Connolly was a Pennsylvanian by birth, smart, as we say now, and thoroughly unscrupulous. Craig says he was a daring, enterprising and sanguine man, and had been a good deal in this country.

As early as 1754 the Penns had tried to have their western boundary fixed. The claims of Virginia to the lands west and northwest of their coastline were indefinite. The fort proposed by Dinwiddie at the forks of the Ohio was built with the consent of the Penns as a safeguard against the mutual enemy of both colonies, the French.
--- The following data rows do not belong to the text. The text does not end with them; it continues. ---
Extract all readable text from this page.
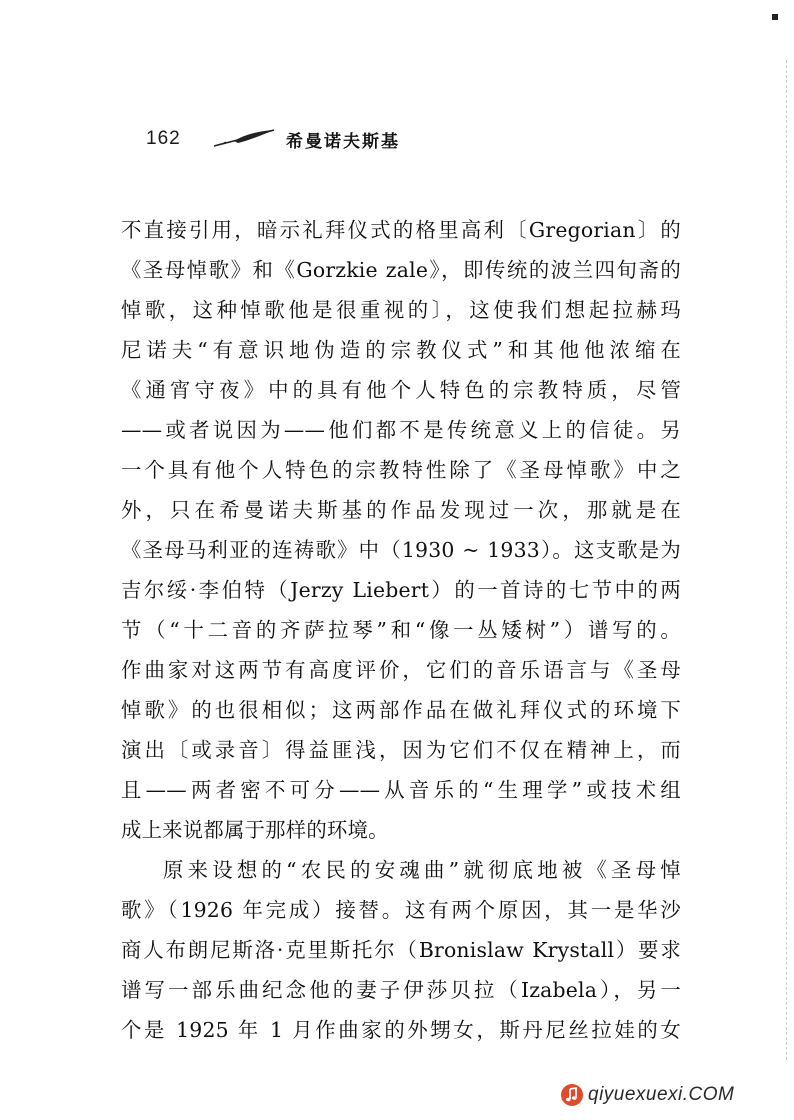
162	希曼诺夫斯基
不直接引用，暗示礼拜仪式的格里高利〔Gregorian〕的
《圣母悼歌》和《Gorzkie zale》，即传统的波兰四旬斋的
悼歌，这种悼歌他是很重视的〕，这使我们想起拉赫玛
尼诺夫“有意识地伪造的宗教仪式”和其他他浓缩在
《通宵守夜》中的具有他个人特色的宗教特质，尽管
——或者说因为——他们都不是传统意义上的信徒。另
一个具有他个人特色的宗教特性除了《圣母悼歌》中之
外，只在希曼诺夫斯基的作品发现过一次，那就是在
《圣母马利亚的连祷歌》中（1930 ~ 1933）。这支歌是为
吉尔绥·李伯特（Jerzy Liebert）的一首诗的七节中的两
节（“十二音的齐萨拉琴”和“像一丛矮树”）谱写的。
作曲家对这两节有高度评价，它们的音乐语言与《圣母
悼歌》的也很相似；这两部作品在做礼拜仪式的环境下
演出〔或录音〕得益匪浅，因为它们不仅在精神上，而
且——两者密不可分——从音乐的“生理学”或技术组
成上来说都属于那样的环境。
原来设想的“农民的安魂曲”就彻底地被《圣母悼
歌》（1926 年完成）接替。这有两个原因，其一是华沙
商人布朗尼斯洛·克里斯托尔（Bronislaw Krystall）要求
谱写一部乐曲纪念他的妻子伊莎贝拉（Izabela），另一
个是 1925 年 1 月作曲家的外甥女，斯丹尼丝拉娃的女
qiyuexuexi.COM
Dinwiddie had sent Washington to the French fort in 1753, a futile mission it turned out. It must have amused the redoubtable and gentlemanly Legardeur de St. Pierre, the French commander, when he considered the presumption of Dinwiddie. At any rate St. Pierre evidently had a quiet little laugh in the interior of his sleeve, and was fully justified in giving old Robert Dinwiddie, the rapacious grouch at Williamsburg, Va., what we know now as the ha-ha.

Fort Is Not Built.

And all the time the Penns sighed, and Dinwiddie swore, and his fort was not built. Thomas Penn, wise man, stipulated that if this fort was built it must be without prejudice to his claim if the site be found within the Pennsylvania limits. The Penns claimed that the forks were six miles within her grant.

In the ultimate settlement of the boundary line they got much more; what the map of Pennsylvania shows.

As early as 1770 the Virginia authorities began to interest themselves in the colony on the Ohio, and settlers came into the region. In 1773, the Penns petitioned the king to settle the boundary dispute, but Dunmore denied their rights and declared a large tract of land some 50 miles within Pennsylvania territory to be under his control. Dunmore's pliant tool, Connolly, came, settlers were granted land by Virginia and many petty feuds ensued between settlers claiming rights from both parties.

Connolly reigned with a high hand. He was thoroughly hated by the Pennsylvania contingent in Pittsburgh and his downfall was complete when it came.

When Connolly took possession of the ruined Fort Pitt he changed its name to Fort Dunmore, but the name did not stick.

The troubles inspired by Connolly involving Devereux, Smith and his compatriots lasted until the summer of 1775.